Ich befürchte, dass der Pachtvertrag für mein Wochenendgrundstück demnächst gekündigt wird. Muss ich das sicher sehr teure Gutachten als Grundlage für eine Entschädigung selbst bezahlen?

Die Kosten für das Gutachten müssen Sie allein tragen. Und bei einem Gutachten eines öffentlich bestellten und vereidigten Sachverständigen würden einige tausend Euro zusammenkommen. Vor Gericht würde es dennoch als Privatgutachten behandelt werden, und Sie müssten damit rechnen, dass das Gericht ein eigenes Gutachten in Auftrag gibt, was wiederum zu zusätzlichen Kosten führt. Preiswerter ist es, eine gutachterliche Stellungnahme einzuholen. Diese wird von Gutachtern erstellt, die in der Regel nicht öffentlich bestellt und vereidigt sind oder auch von inzwischen im Ruhestand befindlichen ehemals öffentlich bestellten Sachverständigen.

Die Kommune hat das Pachtland, auf dem unsere Garagen aus DDR-Zeit stehen, als Bauland ausgewiesen. Jetzt müssen wir mit einer Kündigung rechnen. Kann ich bei Abriss der Garage zur Kasse gebeten werden?

Falls die Kommune Ihren Garagen-Pachtvertrag kündigt, geht die Garage automatisch in das Eigentum der Kommune als Grundstückseigentümer über. Im Fall eines Abrisses kann Ihnen die Kommune laut Schuldrechtanpassungsgesetz 50 Prozent der Abrisskosten aufbürden. Das ist aber nur möglich, wenn der Garagenabriss innerhalb eines Jahres nach Besitzübergang erfolgt. Wird der Abriss später vorgenommen oder gibt der Grundstückseigentümer Ihnen keine Gelegenheit, den Abriss auf Wunsch selbst vorzunehmen, darf er Sie nicht mehr an den Abrisskosten beteiligen.

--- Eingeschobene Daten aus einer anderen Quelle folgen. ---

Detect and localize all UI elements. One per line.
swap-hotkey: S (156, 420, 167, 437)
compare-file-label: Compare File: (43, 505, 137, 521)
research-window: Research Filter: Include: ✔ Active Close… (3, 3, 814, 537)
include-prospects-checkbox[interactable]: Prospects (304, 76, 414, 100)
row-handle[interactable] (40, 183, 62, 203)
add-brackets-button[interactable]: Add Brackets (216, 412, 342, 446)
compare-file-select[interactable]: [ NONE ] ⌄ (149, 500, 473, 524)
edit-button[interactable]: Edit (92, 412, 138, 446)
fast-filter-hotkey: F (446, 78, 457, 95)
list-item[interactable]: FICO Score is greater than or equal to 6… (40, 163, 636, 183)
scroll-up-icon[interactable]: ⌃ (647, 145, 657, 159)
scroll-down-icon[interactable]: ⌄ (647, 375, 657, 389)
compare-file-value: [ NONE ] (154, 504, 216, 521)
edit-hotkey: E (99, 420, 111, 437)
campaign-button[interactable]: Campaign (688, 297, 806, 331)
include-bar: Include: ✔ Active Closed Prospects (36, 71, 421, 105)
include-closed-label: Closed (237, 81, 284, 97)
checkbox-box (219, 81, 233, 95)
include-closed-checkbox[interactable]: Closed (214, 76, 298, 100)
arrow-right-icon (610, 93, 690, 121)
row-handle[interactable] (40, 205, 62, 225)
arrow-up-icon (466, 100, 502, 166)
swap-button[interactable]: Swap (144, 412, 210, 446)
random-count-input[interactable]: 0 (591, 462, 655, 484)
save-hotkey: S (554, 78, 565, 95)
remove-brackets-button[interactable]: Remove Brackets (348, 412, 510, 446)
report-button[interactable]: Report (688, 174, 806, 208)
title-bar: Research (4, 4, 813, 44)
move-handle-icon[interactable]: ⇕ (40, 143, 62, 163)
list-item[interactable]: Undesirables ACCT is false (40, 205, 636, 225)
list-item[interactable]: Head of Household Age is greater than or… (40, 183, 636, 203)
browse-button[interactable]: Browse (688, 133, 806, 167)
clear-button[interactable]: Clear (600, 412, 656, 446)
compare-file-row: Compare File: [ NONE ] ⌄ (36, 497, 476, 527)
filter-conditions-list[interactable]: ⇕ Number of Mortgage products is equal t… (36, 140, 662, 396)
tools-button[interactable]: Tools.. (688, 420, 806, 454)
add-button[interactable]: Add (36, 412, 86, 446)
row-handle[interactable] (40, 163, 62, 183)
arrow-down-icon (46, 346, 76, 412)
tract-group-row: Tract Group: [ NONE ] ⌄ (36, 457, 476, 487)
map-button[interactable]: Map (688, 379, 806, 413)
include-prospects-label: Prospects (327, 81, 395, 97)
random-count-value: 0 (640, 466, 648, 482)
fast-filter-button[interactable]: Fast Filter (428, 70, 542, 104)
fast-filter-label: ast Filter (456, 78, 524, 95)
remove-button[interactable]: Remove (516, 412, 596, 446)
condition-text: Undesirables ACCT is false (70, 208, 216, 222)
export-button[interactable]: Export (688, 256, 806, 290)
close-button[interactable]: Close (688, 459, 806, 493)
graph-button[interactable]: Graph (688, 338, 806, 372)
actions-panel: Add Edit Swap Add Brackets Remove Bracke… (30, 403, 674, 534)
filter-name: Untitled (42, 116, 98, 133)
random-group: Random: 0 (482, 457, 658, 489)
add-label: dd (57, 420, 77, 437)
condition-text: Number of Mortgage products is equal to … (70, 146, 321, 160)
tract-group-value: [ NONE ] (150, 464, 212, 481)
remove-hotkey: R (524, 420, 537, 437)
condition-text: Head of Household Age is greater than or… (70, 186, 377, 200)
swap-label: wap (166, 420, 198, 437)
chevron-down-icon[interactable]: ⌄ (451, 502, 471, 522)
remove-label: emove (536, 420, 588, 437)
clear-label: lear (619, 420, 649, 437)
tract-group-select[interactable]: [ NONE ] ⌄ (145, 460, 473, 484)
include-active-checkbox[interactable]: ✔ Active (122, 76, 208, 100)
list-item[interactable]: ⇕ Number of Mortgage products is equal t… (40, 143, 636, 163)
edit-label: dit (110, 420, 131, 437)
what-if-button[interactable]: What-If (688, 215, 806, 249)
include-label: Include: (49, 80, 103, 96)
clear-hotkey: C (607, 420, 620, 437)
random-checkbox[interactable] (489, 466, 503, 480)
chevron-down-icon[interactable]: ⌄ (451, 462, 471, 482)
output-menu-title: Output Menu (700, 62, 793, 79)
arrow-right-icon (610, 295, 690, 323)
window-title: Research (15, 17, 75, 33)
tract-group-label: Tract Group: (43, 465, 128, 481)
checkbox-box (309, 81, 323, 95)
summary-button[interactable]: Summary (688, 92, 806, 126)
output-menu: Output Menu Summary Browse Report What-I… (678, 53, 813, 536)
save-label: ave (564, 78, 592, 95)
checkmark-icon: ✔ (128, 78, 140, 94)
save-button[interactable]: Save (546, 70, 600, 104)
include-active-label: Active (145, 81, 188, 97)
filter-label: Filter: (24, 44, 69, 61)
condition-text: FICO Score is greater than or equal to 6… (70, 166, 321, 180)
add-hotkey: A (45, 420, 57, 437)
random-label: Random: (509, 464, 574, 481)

Bisher haben wir für unsere Garagengrundstücke 80 Euro Pacht im Jahr gezahlt. Jetzt will uns die Wohnungsgesellschaft kündigen und dann die Garagen zu einer jährlichen Miete von 200 Euro anderen Interessenten anbieten. Müssen wir uns das gefallen lassen?

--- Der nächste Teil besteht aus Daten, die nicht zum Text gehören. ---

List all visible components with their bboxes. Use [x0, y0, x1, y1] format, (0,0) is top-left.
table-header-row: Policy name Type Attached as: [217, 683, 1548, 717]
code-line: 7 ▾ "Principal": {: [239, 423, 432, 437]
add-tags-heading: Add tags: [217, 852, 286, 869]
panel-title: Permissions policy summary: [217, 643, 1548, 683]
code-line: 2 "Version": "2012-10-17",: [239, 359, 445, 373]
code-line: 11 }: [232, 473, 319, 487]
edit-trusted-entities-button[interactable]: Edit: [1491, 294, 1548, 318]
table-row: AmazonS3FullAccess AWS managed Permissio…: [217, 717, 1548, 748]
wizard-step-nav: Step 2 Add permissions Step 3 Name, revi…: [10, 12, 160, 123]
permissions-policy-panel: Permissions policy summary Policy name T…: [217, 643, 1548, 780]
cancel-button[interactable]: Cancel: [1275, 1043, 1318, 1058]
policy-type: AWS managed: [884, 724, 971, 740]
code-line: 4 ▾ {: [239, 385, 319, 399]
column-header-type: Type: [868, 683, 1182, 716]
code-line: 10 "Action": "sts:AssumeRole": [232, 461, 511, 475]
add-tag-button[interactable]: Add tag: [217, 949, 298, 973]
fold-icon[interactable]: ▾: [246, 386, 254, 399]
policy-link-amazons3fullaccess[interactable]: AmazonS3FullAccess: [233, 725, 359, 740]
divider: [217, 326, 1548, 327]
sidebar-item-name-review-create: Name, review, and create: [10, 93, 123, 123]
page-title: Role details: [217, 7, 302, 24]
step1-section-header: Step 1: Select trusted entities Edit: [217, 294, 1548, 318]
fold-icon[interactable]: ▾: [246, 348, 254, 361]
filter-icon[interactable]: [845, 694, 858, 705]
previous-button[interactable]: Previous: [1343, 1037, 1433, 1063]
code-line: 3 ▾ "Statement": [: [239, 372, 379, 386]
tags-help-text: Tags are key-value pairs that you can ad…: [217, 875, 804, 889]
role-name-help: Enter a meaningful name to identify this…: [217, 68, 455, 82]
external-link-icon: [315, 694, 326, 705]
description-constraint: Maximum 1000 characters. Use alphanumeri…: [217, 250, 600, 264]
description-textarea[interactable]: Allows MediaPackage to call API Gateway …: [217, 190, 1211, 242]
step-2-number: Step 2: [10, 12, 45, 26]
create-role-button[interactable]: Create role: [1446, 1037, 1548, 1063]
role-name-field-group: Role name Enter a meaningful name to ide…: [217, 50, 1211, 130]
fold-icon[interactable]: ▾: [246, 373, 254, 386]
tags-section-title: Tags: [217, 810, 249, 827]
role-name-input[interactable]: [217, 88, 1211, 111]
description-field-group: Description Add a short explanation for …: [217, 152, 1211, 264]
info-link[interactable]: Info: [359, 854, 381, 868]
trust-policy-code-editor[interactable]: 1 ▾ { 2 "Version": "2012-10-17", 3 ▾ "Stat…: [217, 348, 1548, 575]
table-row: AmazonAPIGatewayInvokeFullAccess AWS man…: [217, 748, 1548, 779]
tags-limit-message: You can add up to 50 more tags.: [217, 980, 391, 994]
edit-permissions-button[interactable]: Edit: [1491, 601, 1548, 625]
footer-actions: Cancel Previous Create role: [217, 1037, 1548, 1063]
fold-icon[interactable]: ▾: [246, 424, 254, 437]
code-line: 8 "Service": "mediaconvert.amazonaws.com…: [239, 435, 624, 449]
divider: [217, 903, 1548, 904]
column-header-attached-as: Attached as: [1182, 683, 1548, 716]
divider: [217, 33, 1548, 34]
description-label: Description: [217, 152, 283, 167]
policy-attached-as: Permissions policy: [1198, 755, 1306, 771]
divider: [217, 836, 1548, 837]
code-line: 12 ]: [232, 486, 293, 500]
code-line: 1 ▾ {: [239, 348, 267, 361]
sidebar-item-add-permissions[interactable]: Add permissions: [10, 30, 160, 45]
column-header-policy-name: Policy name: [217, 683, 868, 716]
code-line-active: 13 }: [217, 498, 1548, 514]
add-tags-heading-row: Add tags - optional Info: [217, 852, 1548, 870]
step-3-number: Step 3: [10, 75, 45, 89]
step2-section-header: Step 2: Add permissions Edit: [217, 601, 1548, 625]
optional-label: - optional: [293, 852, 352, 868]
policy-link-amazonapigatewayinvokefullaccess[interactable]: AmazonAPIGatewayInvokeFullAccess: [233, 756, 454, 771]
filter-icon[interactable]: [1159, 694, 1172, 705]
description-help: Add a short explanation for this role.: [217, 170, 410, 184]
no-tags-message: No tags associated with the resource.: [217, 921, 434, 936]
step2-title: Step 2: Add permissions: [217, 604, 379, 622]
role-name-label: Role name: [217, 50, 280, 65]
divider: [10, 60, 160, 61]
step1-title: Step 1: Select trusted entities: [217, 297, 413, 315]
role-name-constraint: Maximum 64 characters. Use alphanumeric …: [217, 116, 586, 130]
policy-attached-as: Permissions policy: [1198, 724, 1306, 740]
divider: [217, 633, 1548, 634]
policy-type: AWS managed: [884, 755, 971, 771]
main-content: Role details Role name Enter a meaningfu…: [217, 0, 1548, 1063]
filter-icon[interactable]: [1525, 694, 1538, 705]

Rein rechtlich kann die Wohnungsgesellschaft das tun. Für Garageneigentümer mit DDR-Vertrag gibt es keinen Kündigungsschutz mehr. Und mit Ende des DDR-Vertrags fällt die Garage laut Schuldrechtanpassungsgesetz dem Grundstückseigentümer zu, der sie dann weitervermieten kann. Allerdings: Sollte die Kommune die Garage an einen anderen Interessenten weitervermieten, steht Ihnen eine Entschädigung gemäß der Verkehrswert- erhöhung des Grundstückes durch die Garage zu. Das gilt übrigens auch, wenn Sie selbst kündigen. Die Verkehrswerterhöhung ergibt sich aus der Höhe der Mieteinnahmen.

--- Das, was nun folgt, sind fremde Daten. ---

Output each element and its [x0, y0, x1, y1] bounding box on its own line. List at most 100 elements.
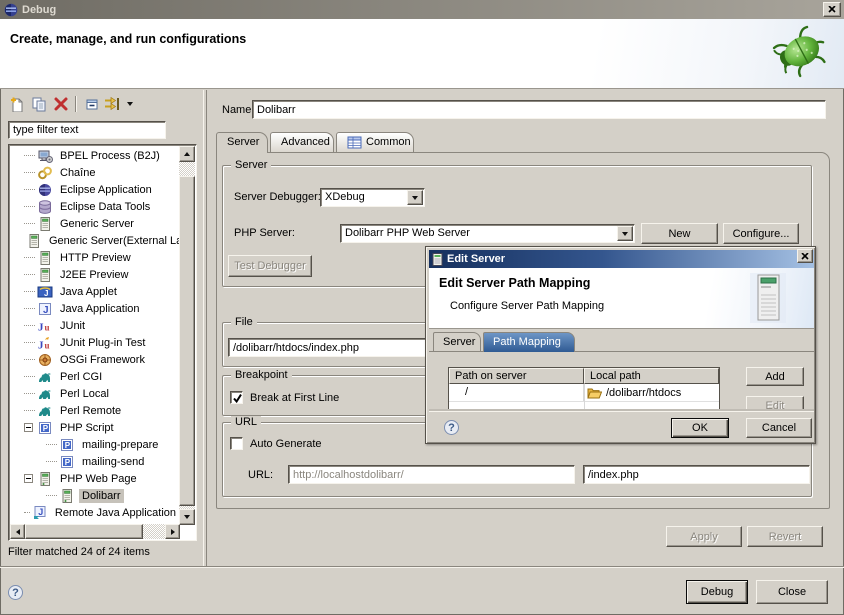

Ich habe 1999 eine Garage gekauft. Der Vorbesitzer hatte noch einen DDR-Vertrag. Jetzt hat der Grundstückseigentümer gekündigt, will aber keinerlei Entschädigung zahlen.

Wenn sie die Garage damals ohne Einverständnis des Grundstückeigentümers vermeintlich gekauft haben, ist sie tatsächlich nie in Ihr Eigentum übergangen. Denn mit dem Ende des DDR-Vertrags, den der Vorbesitzer hatte, ist die Garage automatisch an den Grundstückseigentümer gefallen. Insofern gibt es keinen Entschädigungsanspruch. Das kann aber auch einen positiven Aspekt haben. An eventuellen Abrisskosten können Sie nicht mehr beteiligt werden.

Die Stadt will mir den DDR-Pachtvertrag für die Garage jetzt kündigen, um mir einen Mietvertrag zu erhöhten Konditionen anzubieten. Sollte ich darauf eingehen?

Das ist eine Frage der Abwägung. Die Stadt kann Ihnen jederzeit kündigen, denn einen Kündigungsschutz gibt es nicht mehr. Wenn sie die Garage dann weiter vermietet, steht Ihnen eine Entschädigung nach Verkehrswerterhöhung zu, die sie möglicherweise einklagen müssen. Ein gut ausgehandelter Mietvertrag kann auch Vorteile bieten, wenn Sie dadurch zum Beispiel von den Instandhaltungskosten oder der möglichen Beteiligung an den Abrisskosten entbunden werden. Möglich ist auch, eine längerfristige Mietgarantie auszuhandeln und damit mehr Sicherheit zu bekommen. Juristisch steht Ihnen mit Abschluss eines neuen Vertrages und dem damit verbundenen Übergang des Garageneigentums an die Stadt eine Entschädigung zu, auch wenn Sie die Garage dann weiter als Mieter nutzen. Auch das sollte bei den Vertragsverhandlungen ins Feld geführt werden. Dieser Anspruch muss jedoch innerhalb von drei Jahren geltend gemacht werden.